What I’m Reading: “The Dispossessed” by Ursula Le Guin
Over the last few weeks I’ve posted about some of my Christmas – New Year viewing and reading. Obviously the holiday’s been over for some time now, but it’s still appropriate to talk about Ursula Le Guin’s The Dispossessed (first published in 1974) in that context, because I picked it up in a secondhand bookshop in Picton, while waiting to cross from the South Island to the North on the Cook Strait ferry.
A fact that resonated when I began reading, because The Dispossessed is a tale of two worlds, Anarres and Urras, that lie in close proximity (Anarres is, in fact, the moon of Urras) and whose people were originally one. Now, by choice and treaty, dealings between the two are restricted to a closely controlled trade, all of which is limited to one spaceport. In terms of a setting, it’s as if NZ’s North and South Islands decided to limit all their dealings to a trade that could only occur in Picton, and where the traders and sailors from the North Island could never go beyond the port limits.

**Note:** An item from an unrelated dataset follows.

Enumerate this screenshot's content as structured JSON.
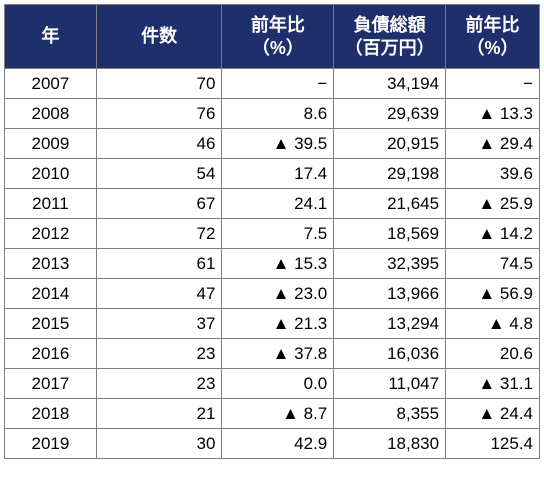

The reasons for this division in The Dispossessed is political, with the people of Anarres having departed persecution in Urras to establish a libertarian-anarchist society on its moon, with the basis of the agreement being that they would never return. For those who associate libertarianism with the thought and writings of Ayn Rand, I note that the society of Anarres is modeled more closely on the ideas of William Godwin and Prince Kropotkin’s famous treatise, Mutual Aid.
The Dispossessed is centered on the character of Shevek, an Anarres’ physicist whose work on the Principle of Simultaneity offers the potential to revolutionize interstellar communication and travel. It is written in alternating sections. Those in Anarres chart the course of Shevek’s life, leading to his revolutionary decision to self-exile to Urras in order to develop his work more fully. The second storyline is set in Urras, following that fateful decision.
The Dispossessed is a character study, exploring the personality and thought and influences that shape Shevek and his work. It is also an exploration of social and political difference, including how those differences shape and are shaped by misogyny, sexism, and sexual mores. The book also establishes two distinct worlds within Ursula Le Guin’s larger interstellar civilization, a loose affiliation of worlds that will become known as the Ekumen. In addition, the narrative explores the scientific thought underpinning the Principle of Simultaneity.
In other words, The Dispossessed works at several different narrative levels and in my view represents Ursula Le Guin at the height of her powers, as does her equally famous novel The Left Hand of Darkness. The latter has been one of my favourite books for a long time, but The Dispossessed has now joined it on the favourites’ shelf.
The edition I bought was published as part of Gollancz’s SF Masterworks series, a title that is apposite to the work, imho. I also note that The Left Hand of Darkness and The Dispossessed both won the Hugo and the Nebula Awards for Best Novel, deservedly in my view, as both are outstanding works of fiction.
The edition I acquired in the Picton secondhand bookshop was a paperback, 336 pages, brought out in 1999.